Thursday, March 02, 2006

Lobbyists and Associations Need Fiduciary Insurance

A new rash of lawsuits are on the horizon.

Clients and members of associations are, in light of recent scrutiny of lobbyists activities, becoming more concerned about how their funds are being spent in DC, whether directly or through their lobbyists. Lobbyists who handle or direct client's funds may be determined to be fiduciaries for their clients. The SEC, the Courts, and other regulatory bodies are rapidly expanding the definition of a fiduciary.

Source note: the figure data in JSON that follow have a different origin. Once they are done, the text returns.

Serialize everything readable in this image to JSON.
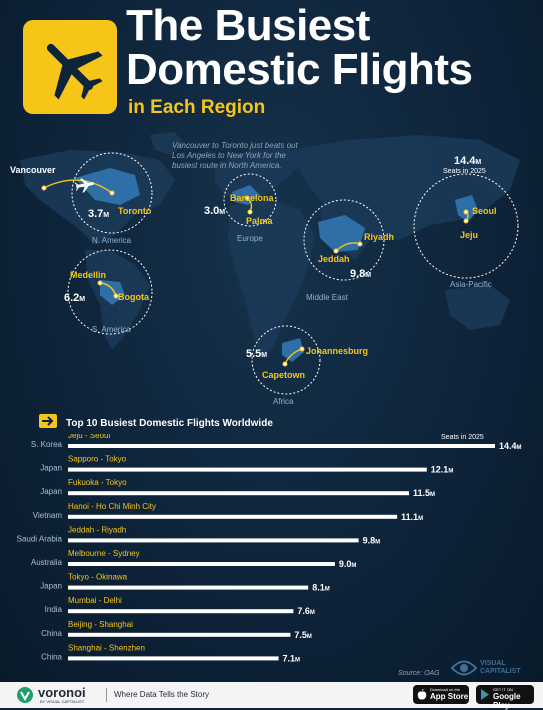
{
  "header": {
    "title_line1": "The Busiest",
    "title_line2": "Domestic Flights",
    "subtitle": "in Each Region"
  },
  "map": {
    "note": "Vancouver to Toronto just beats out Los Angeles to New York for the busiest route in North America.",
    "routes": [
      {
        "region": "N. America",
        "from": "Vancouver",
        "to": "Toronto",
        "value": "3.7",
        "unit": "M"
      },
      {
        "region": "S. America",
        "from": "Medellin",
        "to": "Bogota",
        "value": "6.2",
        "unit": "M"
      },
      {
        "region": "Europe",
        "from": "Barcelona",
        "to": "Palma",
        "value": "3.0",
        "unit": "M"
      },
      {
        "region": "Middle East",
        "from": "Jeddah",
        "to": "Riyadh",
        "value": "9.8",
        "unit": "M"
      },
      {
        "region": "Africa",
        "from": "Capetown",
        "to": "Johannesburg",
        "value": "5.5",
        "unit": "M"
      },
      {
        "region": "Asia-Pacific",
        "from": "Jeju",
        "to": "Seoul",
        "value": "14.4",
        "unit": "M"
      }
    ],
    "seats_note": "Seats in 2025"
  },
  "chart_data": {
    "type": "bar",
    "title": "Top 10 Busiest Domestic Flights Worldwide",
    "value_label": "Seats in 2025",
    "unit": "M",
    "categories": [
      "Jeju - Seoul",
      "Sapporo - Tokyo",
      "Fukuoka - Tokyo",
      "Hanoi - Ho Chi Minh City",
      "Jeddah - Riyadh",
      "Melbourne - Sydney",
      "Tokyo - Okinawa",
      "Mumbai - Delhi",
      "Beijing - Shanghai",
      "Shanghai - Shenzhen"
    ],
    "countries": [
      "S. Korea",
      "Japan",
      "Japan",
      "Vietnam",
      "Saudi Arabia",
      "Australia",
      "Japan",
      "India",
      "China",
      "China"
    ],
    "values": [
      14.4,
      12.1,
      11.5,
      11.1,
      9.8,
      9.0,
      8.1,
      7.6,
      7.5,
      7.1
    ],
    "value_labels": [
      "14.4",
      "12.1",
      "11.5",
      "11.1",
      "9.8",
      "9.0",
      "8.1",
      "7.6",
      "7.5",
      "7.1"
    ],
    "xlim": [
      0,
      14.4
    ],
    "bar_color": "#ffffff",
    "accent_color": "#f5c518"
  },
  "source": "Source: OAG",
  "brand": {
    "name": "VISUAL CAPITALIST"
  },
  "footer": {
    "app_name": "voronoi",
    "app_by": "BY VISUAL CAPITALIST",
    "tagline": "Where Data Tells the Story",
    "app_store_small": "Download on the",
    "app_store": "App Store",
    "google_small": "GET IT ON",
    "google_play": "Google Play"
  }
}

For lawyers this is usually not a problem, most Professional E&O policies cover fiduciary exposures, although if I were a lawyer-lobbyist I would want to make sure there is not an exclusion in my firm's policy for fiduciary responsibilities. However there are many lobbyists who are not lawyers or lawyers who do not carry professional E&O who have this exposure. They direct the client where to spend money or do it themselves.

The same goes for associations who use their member's funds to promote certain causes in many ways. There is an exposure to a claim that funds were not used in a "prudent" manner. The association's assets or lobbyist assets can very quickly be used up defending such a claim. The McLaughlin Company is developing with its carriers a low-priced exclusive product targeting lobbyists, but we also think that the exposure to associations is possibly even greater. Although the exposure is even greater, most evidence indicates that less than 10% of associations carry fiduciary coverage. A "prudent" association Board of Directors should consult with its Independent agent about fiduciary coverage.

As always we would both really appreciate your thoughts and insights.